Imagine a world where seismic data access is a done deal. Because of a de-facto, free, easy-to-use library made by a group of enthusiasts. A truly open, usable and free Open Source initiative. No pile of format descriptions, no fat libraries intended for other purposes, just seismic data - read and write. Something that works from day one.
You can't always get what you want. But sometimes, you get what you need.
- The fastest-trace-in-town? No chance anyway. But pretty fast is cool.
- Super-slim super-compressed files? Nah. But deep down we know that size does matter.
- The richest feature set? Hmmm. Self-describing, extensible is nice.
OK, but what aims are 'rock-hard'?
- As many people as possible benefit. From acquisition to interpretation, from university to contractor, from researcher to IT professional, from beginning student to the highly experienced software developer.
- Data once written will be readable. Always. And you know what you're getting. Always.
- The library is easy to use. As easy as possible. Not easier than that.
There are no hidden agenda's. If you're in, you will strive to help the aims set above. Employers, money, old habits? In doubt, you go against those. Just to keep a clean conscience.
You can sit behind your screen and specify formats and interfaces days, weeks, months - until you're blue in the face. Documents grow, and every model you make is more beautiful than the previous. Then finally, your models are good enough so you can start programming. Oops. Within a few days you've proven that your models are wrong. You've learned the hard way what thousands of professionals ignore day-in-day-out: it doesn't work that way.

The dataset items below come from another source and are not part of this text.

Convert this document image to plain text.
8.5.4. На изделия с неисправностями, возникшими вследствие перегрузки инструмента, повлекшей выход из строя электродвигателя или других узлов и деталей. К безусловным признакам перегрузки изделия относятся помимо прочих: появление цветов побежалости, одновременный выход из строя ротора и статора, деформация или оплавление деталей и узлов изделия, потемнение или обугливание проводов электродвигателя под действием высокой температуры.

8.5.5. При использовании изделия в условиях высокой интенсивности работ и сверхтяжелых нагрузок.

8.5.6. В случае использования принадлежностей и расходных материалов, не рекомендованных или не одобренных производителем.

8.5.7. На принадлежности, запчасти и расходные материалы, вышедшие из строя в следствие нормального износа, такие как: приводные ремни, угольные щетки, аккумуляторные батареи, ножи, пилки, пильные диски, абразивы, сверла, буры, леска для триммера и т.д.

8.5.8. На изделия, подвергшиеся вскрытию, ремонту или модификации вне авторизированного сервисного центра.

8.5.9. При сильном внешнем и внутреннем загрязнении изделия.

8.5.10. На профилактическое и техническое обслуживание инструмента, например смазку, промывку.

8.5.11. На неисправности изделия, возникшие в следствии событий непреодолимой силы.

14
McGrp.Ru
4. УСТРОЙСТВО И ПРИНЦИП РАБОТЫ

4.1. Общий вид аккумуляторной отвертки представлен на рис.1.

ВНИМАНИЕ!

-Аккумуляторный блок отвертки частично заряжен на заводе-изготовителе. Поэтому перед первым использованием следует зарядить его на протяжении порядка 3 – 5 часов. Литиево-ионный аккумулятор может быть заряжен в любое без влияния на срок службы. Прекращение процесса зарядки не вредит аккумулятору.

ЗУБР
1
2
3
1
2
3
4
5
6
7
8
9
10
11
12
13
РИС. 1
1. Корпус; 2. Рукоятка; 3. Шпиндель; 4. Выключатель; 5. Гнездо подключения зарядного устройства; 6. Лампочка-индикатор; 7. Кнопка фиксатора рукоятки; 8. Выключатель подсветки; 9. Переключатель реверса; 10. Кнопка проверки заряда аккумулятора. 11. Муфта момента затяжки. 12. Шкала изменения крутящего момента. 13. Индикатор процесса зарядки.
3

Specifications in our sort of environments develop during actual software development. What you can do, is make one or a couple of documents scanning the problem domain, identifying what kinds of problems are the likely ones that need to be grappled with. Things like: what sort of data and procedures are common in acquisition, processing and interpretation? How does this differ from research to hard-core production work? Or this one: what computer language(s) is/are the target(s)?
Therefore, we'd need input from many sides, from people who are willing to put aside their economic, emotional and historical stakes - but rather approach the problem from the more philosophical side. The result is an inventory of knowledge, tensions, existing techniques, resources, visions, ... and take it from there.
Then, start cracking. The Open Source way is to specify by implementing. A function that works is worth a thousand words of specification. Read about the Agile way, and pick up the good bits. Keep communicating, and improving. Prepare for change; in particular, make sure the data versioning system is brilliant. Contribution is great but keep the evil forces away.
Why do this? Why invest time and effort? There are free libs around. Pick one and get over it.
- What are these zillion other routines? When will the build finish?
- Everybody can see that my lib is the best. Other people must be idiots!
- Oh, I thought it was free and open and LGPL?
- Duh! This stuff is hard!
- This code must have been made when seismograms were still analog!
- Huh? They now adopted some kind of brain-dead 'standard'?
Let's face it. Seismic data needs a base library with no strings attached. It needs to be free and usable. It needs to be neutral. It needs to get the job done. We need to make it.